Was aber macht die Verführung dieser Denker aus? Weshalb sind so viele kluge Köpfe auf dieses Denken über Jahrzehnte und Jahrhunderte hereingefallen? Ein Grund liegt in der Gesellschaft von heute. Sie bietet viel zu wenig Raum für tiefgründiges Erleben und Spüren unseres Daseins. Im Alltag der Arbeit, in der schnelllebigen Welt der kurzatmigen Kommunikation kommt das, was der Mensch in seinem Innersten an Tiefe des Erlebens ersehnt, viel zu kurz. Wie eine Plastikwelt türmt sich die Zivilisation von heute vor unseren Augen auf. Ein Dschungel von leichtsinnigen Verführungen, die nichts einlösen und uns mit dem schalen Geschmack einer äußerlichen Existenz zurücklassen.

In der monumentalen Sprachwelt eines Martin Heidegger, der von Tod, Angst und Sorge „kündet“, liegt auch ein Rückruf zu den Kräften, die Leben zuerst ausmachen. Und weil Heidegger jeden Trost und jede Erlösung wegdenkt, werden diese Begriffe so überstark, dass sie zu faszinieren beginnen und einen seltsamen Bann auf unser Denken auszuüben vermögen. Diesem Bann muss man sich aber genauso entziehen wie dem Bann einer oberflächlichen Konsumgesellschaft, die unsere Seelen mit ihren Pseudoangeboten zukleistert.

Eine angemessene Antwort auf Heidegger wäre als Beispiel Karl Popper. Auch für ihn gibt es keine letzte Wahrheit, von der her wir sicher leben könnten. Aber das führt bei ihm nicht zu einer Perspektive der Sinnlosigkeit, die alle Werte relativieren würde. Sondern in vielen kleinen Schritten kann der Mensch für Popper immer weiter in der Annäherung an seine eigene Wahrheit kommen. Versuch und Irrtum – aber nicht lebenslanges Irren, das ist Poppers hilfreiche Philosophie, die ein ungeheuer menschenfreundliches Gesicht hat. Oder der Psychologe Erik Erikson. Er unterteilt das Leben in acht Abschnitte, die von verschiedenen Lebensaufgaben charakterisiert sind. Heideggers Welt ist zeitlos, der Mensch ist immer von Angst befallen und so dem Wahnsinn ausgeliefert. Der realistische Blick von Erikson erkennt dagegen die Chance des Lebens und sagt uns, was wir etwa mit Anfang 30 tun können, um am Ende auf ein erfülltes Leben zurückzublicken.

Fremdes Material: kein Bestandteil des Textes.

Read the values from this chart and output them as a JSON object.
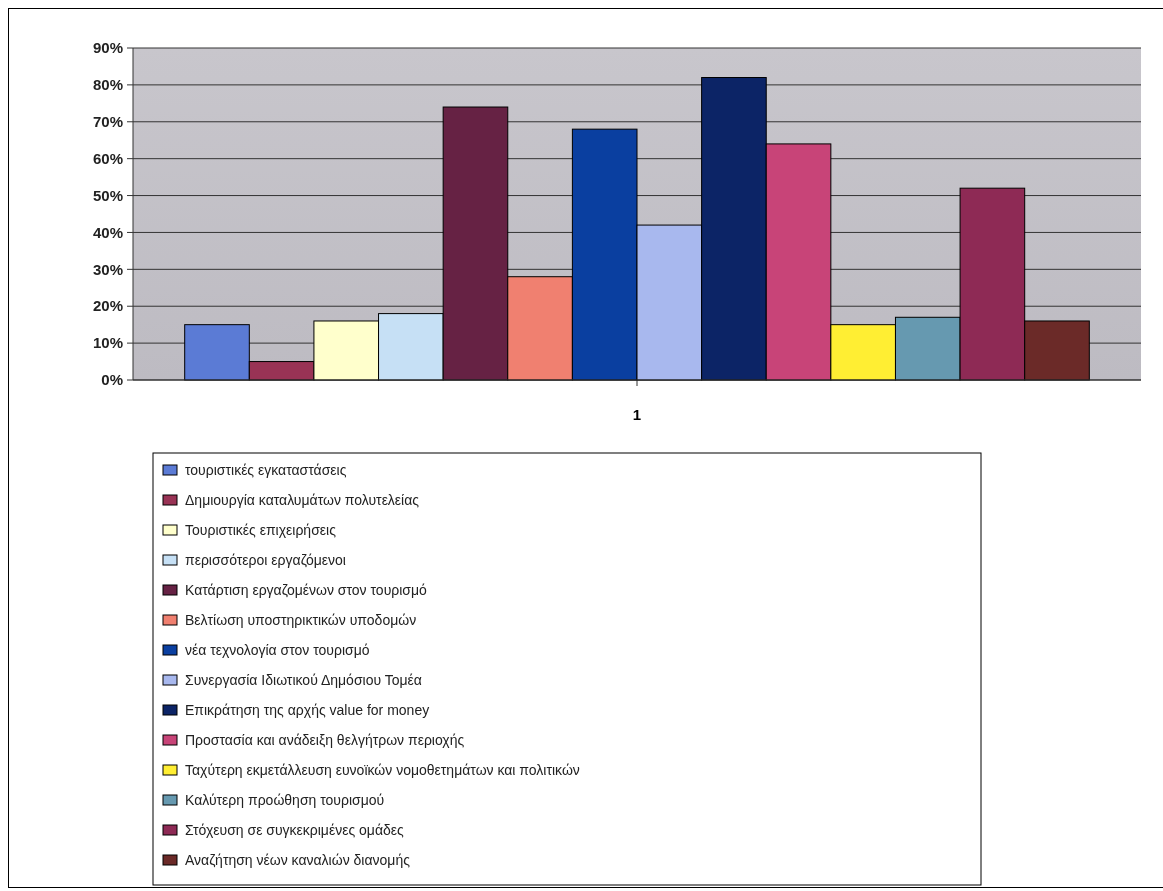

„Das Leben wird vorbei gewesen sein.“ Was für ein Blödsinn! Die Antwort des Christentums wäre dagegen, dass in Jesus Christus schon dieses Leben im Zeichen des ewigen Lebens steht. Dass diese Welt trotz aller Schatten erlöst ist. Dass damit auch diese Welt Aufgabe für uns ist, vor der wir nicht in Angst erstarrt zurückstehen dürfen. Selbst moderne marxistische Philosophen geben heute zu, dass im Glauben ein Hoffnungsgrund in diese Welt einverwoben ist, auf dem alle gesellschaftlichen Utopien für eine bessere Welt zu wachsen beginnen können.

Wenn Christen an jedem Sonntag die Erinnerung an Ostern feiern, dann feiern sie exakt diesen Hoffnungseinbruch in eine Welt, die auch düster sein könnte. Sie vergewissern sich der Hoffnungsperspektive, die schon in dieser Welt beginnt. Was im Glauben bei jedem Einzelnen genau geschieht, bleibt sein Geheimnis. Aber das Atemholen am Sonntag scheint doch für viele immer noch ein reeller Weg des Lebens zu sein, sonst würden sie es ja nicht tun. Es ist also auch sehr zu begrüßen, wenn die katholische Bischofskonferenz unter ihrem Vorsitzenden Hindernisse auf dem besseren Weg zu einem gemeinsamen Sonntag von Protestanten und Katholiken aus dem Weg räumt. Das gilt auch für das Geheimnis des Abendmahls. Als ich vor Jahren einem konservativen Bischof sagte, dass ein Priester, den ich sehr schätzte, die Protestanten und auch die Geschiedenen expressis verbis zur Kommunion einlade, meinte der entsetzt: „Dafür wird er sich vor Gott verantworten müssen.“ Hochwürden, das Entsetzen ist heute – nach Eurem Brief nach Rom – ganz auf meiner Seite!